Now frequently, the answers – which are obviously prepared by officers – are evasive and unhelpful and the constitution does not allow any debate on them. However, it is the publicity that the current procedure allows residents to achieve, in respect of issues that concern them, that is the predominant factor. In this way, such issues inevitably come to the attention of the many members of the Council who do not bother to attend Cabinet meetings, but who might nevertheless still feel a degree of sympathy. The media also has advance notice of the issues, and is more likely to report on them. In fact, over the past twelve months or so, Cabinet public question time at Norfolk County Council has become a very entertaining and lively affair, frequently to the embarrassment of the Cabinet. It has even resulted in complaints against at least two Cabinet members who have been disinclined to play the game.


That, dear readers, is all about to change. The Cabinet has grown tired of all of this.  A working group has concluded that Cabinet public question time "could become very hard to manage". It takes up "a considerable amount of time" and "the process should be streamlined". Possibly there should be a "maximum number of questions" as well as an overall time limit. This is what is now likely to be put before the full Council shortly for approval.


In future, no questions will appear on Cabinet agendas. Subject to the existing notice requirements being met, written answers to substantive questions will be handed out at the start of Cabinet meetings. A questioner will only be allowed to read out the one supplementary that he is permitted when he has chosen to give notice of only one substantive question.
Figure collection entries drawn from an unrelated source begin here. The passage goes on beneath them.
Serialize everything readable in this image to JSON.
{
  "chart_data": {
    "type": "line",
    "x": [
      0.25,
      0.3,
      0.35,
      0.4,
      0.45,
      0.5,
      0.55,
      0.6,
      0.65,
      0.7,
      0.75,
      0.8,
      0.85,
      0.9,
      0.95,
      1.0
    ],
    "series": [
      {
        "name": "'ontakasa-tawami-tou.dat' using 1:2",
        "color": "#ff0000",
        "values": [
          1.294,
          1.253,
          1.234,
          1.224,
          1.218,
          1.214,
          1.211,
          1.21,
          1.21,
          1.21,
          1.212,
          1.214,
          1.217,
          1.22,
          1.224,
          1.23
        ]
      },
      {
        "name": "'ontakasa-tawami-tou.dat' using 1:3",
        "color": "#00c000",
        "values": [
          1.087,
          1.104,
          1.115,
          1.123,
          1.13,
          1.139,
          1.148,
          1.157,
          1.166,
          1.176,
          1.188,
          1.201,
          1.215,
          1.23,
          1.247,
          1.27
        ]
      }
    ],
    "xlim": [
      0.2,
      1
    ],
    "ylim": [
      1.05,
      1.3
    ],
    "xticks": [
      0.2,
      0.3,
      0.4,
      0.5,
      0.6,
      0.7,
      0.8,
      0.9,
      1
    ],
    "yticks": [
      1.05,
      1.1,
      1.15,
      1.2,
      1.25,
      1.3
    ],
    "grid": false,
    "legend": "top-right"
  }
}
The answer to the supplementary will be read out, but no questions and answers will be minuted, or included in the Cabinet reports to the full Council.


There will therefore be many questions and answers that will never come to the attention of the majority of Council members, let alone the media. In other words, Cabinet public question time will be emasculated, just to spare the Cabinet its present discomfort. So much for "participation in local government".


Why cannot Norfolk County Council, in the interests of democracy, transparency and accountability, introduce a new and separate forum at which residents can, without unreasonable time constraints, raise with the Cabinet on notice issues of general concern with the guarantee of debate on those issues with Cabinet members? This surely would come closer to the concept of public participation.